October 31 marks the 500th anniversary of the Protestant Reformation started by Martin Luther (1498-1501) who many scholars maintain inspired Nazi anti-Semitism. The October 1, 2017 article in Florida’s Sun Sentinel newspaper on Luther includes the following disturbing paragraph. “‘It is clear that Martin Luther himself was an anti-Semite by the end of his life,’ says [Jochen] Birkenmeier [research director and curator of the Luther house museum in Eisenach, Germany], adding that many of Luther’s writings were used to justify the actions of the Third Reich.

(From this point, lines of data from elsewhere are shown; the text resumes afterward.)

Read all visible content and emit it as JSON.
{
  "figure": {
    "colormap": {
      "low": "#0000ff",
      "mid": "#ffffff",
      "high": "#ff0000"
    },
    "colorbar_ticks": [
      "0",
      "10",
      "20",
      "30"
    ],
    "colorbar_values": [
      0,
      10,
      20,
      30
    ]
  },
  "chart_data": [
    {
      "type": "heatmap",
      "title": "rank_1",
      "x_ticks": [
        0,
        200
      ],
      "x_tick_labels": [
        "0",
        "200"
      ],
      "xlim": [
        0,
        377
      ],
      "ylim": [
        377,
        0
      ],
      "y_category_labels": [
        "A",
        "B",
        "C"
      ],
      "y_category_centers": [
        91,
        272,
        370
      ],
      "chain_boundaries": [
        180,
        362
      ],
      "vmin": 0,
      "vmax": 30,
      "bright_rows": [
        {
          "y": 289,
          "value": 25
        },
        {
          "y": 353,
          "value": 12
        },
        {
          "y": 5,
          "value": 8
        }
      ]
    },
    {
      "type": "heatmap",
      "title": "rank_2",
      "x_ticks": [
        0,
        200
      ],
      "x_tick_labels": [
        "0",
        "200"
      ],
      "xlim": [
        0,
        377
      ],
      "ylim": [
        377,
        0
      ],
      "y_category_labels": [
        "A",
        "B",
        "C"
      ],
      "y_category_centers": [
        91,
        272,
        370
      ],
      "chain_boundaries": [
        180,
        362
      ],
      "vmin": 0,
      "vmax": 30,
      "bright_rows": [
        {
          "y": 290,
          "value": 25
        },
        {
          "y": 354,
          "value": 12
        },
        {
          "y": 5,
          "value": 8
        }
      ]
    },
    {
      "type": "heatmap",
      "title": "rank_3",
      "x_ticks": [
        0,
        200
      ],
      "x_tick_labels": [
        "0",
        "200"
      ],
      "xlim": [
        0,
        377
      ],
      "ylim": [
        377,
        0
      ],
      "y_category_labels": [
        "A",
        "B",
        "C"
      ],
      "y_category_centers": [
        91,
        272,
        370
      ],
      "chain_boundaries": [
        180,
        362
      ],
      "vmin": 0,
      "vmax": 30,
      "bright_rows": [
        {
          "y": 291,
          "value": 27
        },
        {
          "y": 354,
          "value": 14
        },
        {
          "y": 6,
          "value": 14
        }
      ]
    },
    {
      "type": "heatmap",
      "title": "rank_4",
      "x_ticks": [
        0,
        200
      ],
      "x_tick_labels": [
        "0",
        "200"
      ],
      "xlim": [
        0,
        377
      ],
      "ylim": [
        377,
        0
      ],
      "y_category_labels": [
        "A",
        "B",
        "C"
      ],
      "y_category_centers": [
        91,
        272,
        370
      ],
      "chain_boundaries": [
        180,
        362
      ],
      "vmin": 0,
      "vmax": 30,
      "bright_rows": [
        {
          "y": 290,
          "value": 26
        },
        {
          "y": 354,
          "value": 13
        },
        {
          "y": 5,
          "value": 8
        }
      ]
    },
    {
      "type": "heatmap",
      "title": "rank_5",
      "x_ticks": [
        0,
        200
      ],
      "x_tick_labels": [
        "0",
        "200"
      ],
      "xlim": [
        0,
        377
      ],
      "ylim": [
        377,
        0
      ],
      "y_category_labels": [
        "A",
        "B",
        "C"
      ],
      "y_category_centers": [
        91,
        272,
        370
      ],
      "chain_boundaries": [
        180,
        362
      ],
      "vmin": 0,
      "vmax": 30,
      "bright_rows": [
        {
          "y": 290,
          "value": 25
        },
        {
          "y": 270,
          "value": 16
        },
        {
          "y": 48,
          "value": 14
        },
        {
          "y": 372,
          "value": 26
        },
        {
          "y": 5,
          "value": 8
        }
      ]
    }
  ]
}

We can’t deny this side of Martin Luther, nor do we want to.”

The recent 2017 film “Martin Luther: The Idea that Changed the World” acknowledges Luther’s anti-Semitism, but contrary to Birkenmeier, it states that today’s Lutheran Church rejects this view of its founder. Luther is portrayed in the film suffering at times because of depression. He was also bothered from an early age by the conviction that he was a sinner and would be punished by God for his sins. He felt that all people, even when they act properly, are still sinners, that they are born in sin. As a young man, he could not figure out how to rid himself of sins. He would lash himself in the hope that the beatings would remove his sins, fasted often, and went to confessions more than any other person and spent more time in the confessional than anyone else. But, he felt that these acts did not remove the sins.

The October 30, 2017 article in The New Yorker by Joan Acocella describes Luther’s “severe pschospiritual crisis.” He suffered from “cold sweats, nausea, constipation, crushing headaches, ringing in his ears, together with depression, anxiety, and a general feeling that, as he put it, the angel of Satan was beating him with his fist.”

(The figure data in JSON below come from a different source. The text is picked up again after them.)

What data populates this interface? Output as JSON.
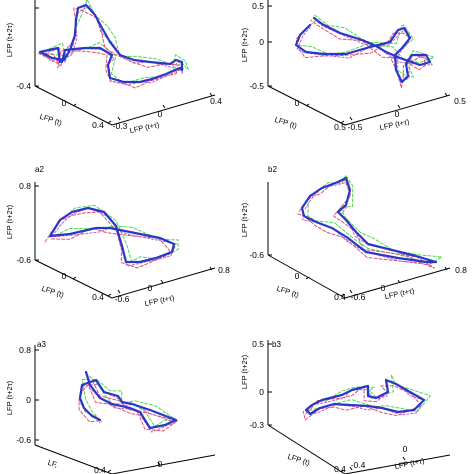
{
  "colors": {
    "blue": "#2638c8",
    "green": "#55d455",
    "red": "#e0506a",
    "magenta": "#c85ac8"
  },
  "chart_data": [
    {
      "type": "line",
      "panel_label": "",
      "zlabel": "LFP (t+2τ)",
      "xlabel": "LFP (t)",
      "ylabel": "LFP (t+τ)",
      "z_ticks": [
        "",
        "-0.4"
      ],
      "x_ticks": [
        "0",
        "0.4"
      ],
      "y_ticks": [
        "-0.3",
        "0",
        "0.4"
      ],
      "plot": "a1"
    },
    {
      "type": "line",
      "panel_label": "",
      "zlabel": "LFP (t+2τ)",
      "xlabel": "LFP (t)",
      "ylabel": "LFP (t+τ)",
      "z_ticks": [
        "0.5",
        "0",
        "-0.5"
      ],
      "x_ticks": [
        "0",
        "0.5"
      ],
      "y_ticks": [
        "-0.5",
        "0",
        "0.5"
      ],
      "plot": "b1"
    },
    {
      "type": "line",
      "panel_label": "a2",
      "zlabel": "LFP (t+2τ)",
      "xlabel": "LFP (t)",
      "ylabel": "LFP (t+τ)",
      "z_ticks": [
        "0.8",
        "-0.6"
      ],
      "x_ticks": [
        "0",
        "0.4"
      ],
      "y_ticks": [
        "-0.6",
        "0",
        "0.8"
      ],
      "plot": "a2"
    },
    {
      "type": "line",
      "panel_label": "b2",
      "zlabel": "LFP (t+2τ)",
      "xlabel": "LFP (t)",
      "ylabel": "LFP (t+τ)",
      "z_ticks": [
        "-0.6"
      ],
      "x_ticks": [
        "0",
        "0.4"
      ],
      "y_ticks": [
        "-0.6",
        "0",
        "0.8"
      ],
      "plot": "b2"
    },
    {
      "type": "line",
      "panel_label": "a3",
      "zlabel": "LFP (t+2τ)",
      "xlabel": "LF,",
      "ylabel": "",
      "z_ticks": [
        "0.8",
        "0",
        "-0.6"
      ],
      "x_ticks": [
        "0.4"
      ],
      "y_ticks": [
        "0"
      ],
      "plot": "a3"
    },
    {
      "type": "line",
      "panel_label": "b3",
      "zlabel": "LFP (t+2τ)",
      "xlabel": "LFP (t)",
      "ylabel": "LFP (t+τ)",
      "z_ticks": [
        "0.5",
        "0",
        "-0.3"
      ],
      "x_ticks": [
        "0.4"
      ],
      "y_ticks": [
        "-0.4",
        "0"
      ],
      "plot": "b3"
    }
  ]
}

As he grew older, he developed a solution to his unrelenting pains that helped him grow to despise Jews. He felt that if a person had faith in Jesus, the person’s sins would be erased. His idea is based on the writings of the first century Paul that acts do not save a person. Paul wrote in Romans 3:28, “We hold that a person is justified by faith without the works prescribed by [Jewish] laws.” In Hebrews 11:6, Paul states that people do not please God unless they have faith. They must “believe that he is, and he is a rewarder of them that diligently seek him.” Luther felt that one can spend one’s life doing all kinds of good deeds and this will not satisfy God.

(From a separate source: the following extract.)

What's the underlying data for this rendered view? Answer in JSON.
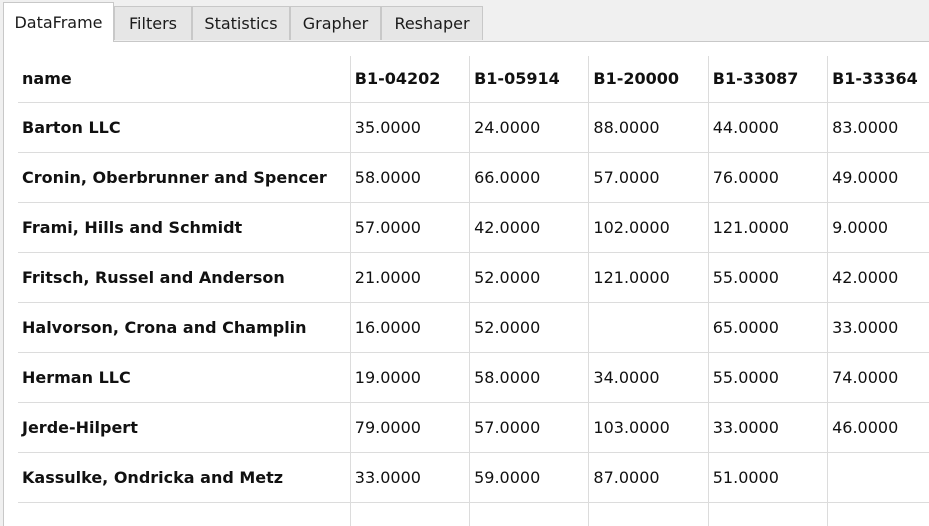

Paul’s view that only faith saves a person, not good deeds, is contradicted in the New Testament by James 2:24, “You see that a person is justified by works and not faith alone.” What did Luther do with James? Luther dismissed James. In his 1545 Preface to the New Testament, he called The Letter of James “an epistle of straw,” a document that should not be part of the New Testament. Since Jews did not have this faith, it is no surprise that Luther developed a vehement dislike of Jews.

In her New Yorker article, Acocella reveals that scholars agree that the story of the thirty-three-year-old monk Luther hammering 95 theses on the door of a Wittenberg, Germany church on October 31 1517 never happened, and she writes that Luther influenced Nazi anti-Semitism resulting in the murder of six million Jews.

She recognizes that the Germans during the time of Luther disliked Jews, but she quotes the scholar Heinz Schilling that Luther “despised them dementedly, ecstatically.” Luther, the scholar wrote, imagined the Devil stuffing the Jews’ orifices with fifth. “He stuffs and squirts them so full, that it overflows and swims out of every place, pure Devil’s filth, yes, it tastes so good to their hearts, and they guzzle it like sows.” When Judas “hanged himself [after the death of Jesus] so that his guts ripped, and as happens to those who are hanged, his bladder burst, then Jews had their golden cans and silver bowls ready, to catch the Judas piss…and afterwards together they ate the shit.” Luther recommended that synagogues should be burned down and Jewish houses destroyed. He preached that Christians have no moral responsibilities to Jews.

Thus, like many others, William Montgomery McGovern wrote in his 1941 book “From Luther to Hitler,” Luther laid the groundwork for the slaughter of six million Jews.